La 37e Division d'infanterie de volontaires, à laquelle appartenait le Freikorps Petsch, fut ultérieurement dissoute et utilisée pour former la Reichswehr-Brigade 20 dans le cadre de la réorganisation en Reichswehr provisoire en 1919-1920. Cette restructuration faisait partie des efforts visant à transformer les formations de volontaires proliférantes en structures militaires régulières.

Le destin du mouvement des Freikorps devenait déjà apparent. En mars 1920, sous la pression des Alliés après le Traité de Versailles, le président Ebert ordonna la dissolution de la plupart des unités de Freikorps. Certaines unités répondirent par le Putsch de Kapp, une tentative de coup d'État de droite qui échoua en quelques jours. Au début des années 1920, la République de Weimar commença à dissoudre systématiquement les Freikorps, ayant reconnu la menace qu'ils représentaient. Leurs fonctions furent finalement assumées par l'armée régulière et la police ou plus tard absorbées par les unités paramilitaires nazies.

De nombreux anciens membres des Freikorps rejoignirent ultérieurement des organisations nazies, notamment la SA (Sturmabteilung) et la SS. Ernst Röhm, futur chef de la SA, était lui-même commandant de Freikorps. Cependant, des recherches récentes indiquent que les anciens combattants des Freikorps n'étaient pas plus susceptibles de rejoindre les organisations nazies que la population masculine allemande moyenne.

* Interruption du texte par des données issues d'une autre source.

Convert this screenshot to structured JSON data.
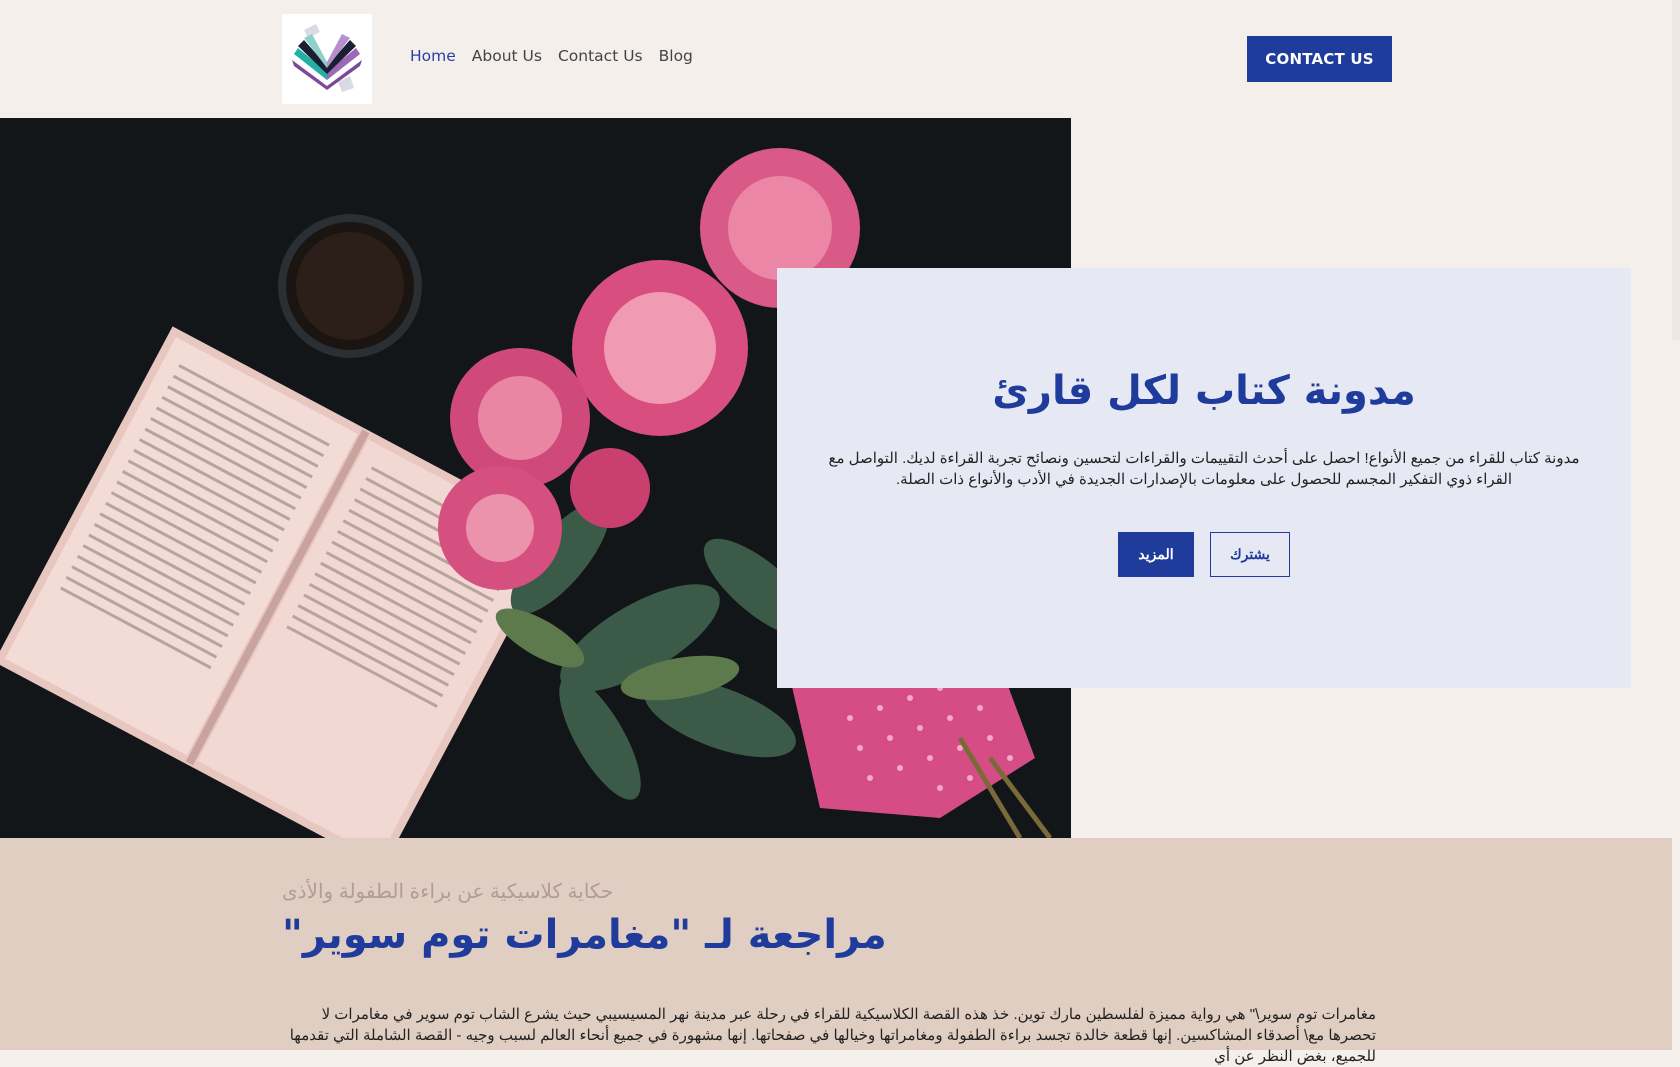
{
  "header": {
    "logo_alt": "book-blog-logo",
    "nav": [
      {
        "label": "Home",
        "active": true
      },
      {
        "label": "About Us",
        "active": false
      },
      {
        "label": "Contact Us",
        "active": false
      },
      {
        "label": "Blog",
        "active": false
      }
    ],
    "cta_label": "CONTACT US"
  },
  "hero": {
    "title": "مدونة كتاب لكل قارئ",
    "text": "مدونة كتاب للقراء من جميع الأنواع! احصل على أحدث التقييمات والقراءات لتحسين ونصائح تجربة القراءة لديك. التواصل مع القراء ذوي التفكير المجسم للحصول على معلومات بالإصدارات الجديدة في الأدب والأنواع ذات الصلة.",
    "subscribe_label": "يشترك",
    "more_label": "المزيد",
    "image_subject": "open book, coffee cup and pink peonies on dark background"
  },
  "article": {
    "kicker": "حكاية كلاسيكية عن براءة الطفولة والأذى",
    "title": "مراجعة لـ \"مغامرات توم سوير\"",
    "body": "مغامرات توم سوير\\\" هي رواية مميزة لفلسطين مارك توين. خذ هذه القصة الكلاسيكية للقراء في رحلة عبر مدينة نهر المسيسيبي حيث يشرع الشاب توم سوير في مغامرات لا تحصرها مع\\ أصدقاء المشاكسين. إنها قطعة خالدة تجسد براءة الطفولة ومغامراتها وخيالها في صفحاتها. إنها مشهورة في جميع أنحاء العالم لسبب وجيه - القصة الشاملة التي تقدمها للجميع، بغض النظر عن أي"
  },
  "colors": {
    "brand_blue": "#1f3b9b",
    "page_bg": "#f5efec",
    "card_bg": "#e6e9f3",
    "article_bg": "#e0cec2"
  }
}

Cette arme cérémonielle, fabriquée vers 1919 et fournie par la maison berlinoise M. Neumann, n'est pas une arme militaire standardisée mais une pièce de présentation commandée individuellement. L'utilisation de matériaux de haute qualité—lame nickelée avec gravure bleue, monture en laiton doré gravée à la main avec aigle prussien et décor de feuilles de laurier, plaquettes de crosse en ivoire, et fourreau laqué noir avec garnitures dorées—souligne son caractère cérémoniel et l'estime dans laquelle le commandant de compagnie sortant était tenu. Elle témoigne de la culture de camaraderie militaire d'une période de transition où les anciennes traditions militaires prussiennes se prolongeaient dans le nouvel ordre républicain.

La présentation du 23 juillet 1919 eut lieu pendant le pic opérationnel des Freikorps, lorsque ces formations se comptaient par milliers et exerçaient une influence considérable. En moins d'un an, cependant, le paysage politique allait se transformer radicalement, conduisant à leur dissolution systématique. Cette baïonnette représente ainsi un moment fugace de légitimité pour ces formations controversées, capturé dans le métal, l'ivoire et la dorure avant que l'histoire ne rende un jugement plus sévère sur leur héritage.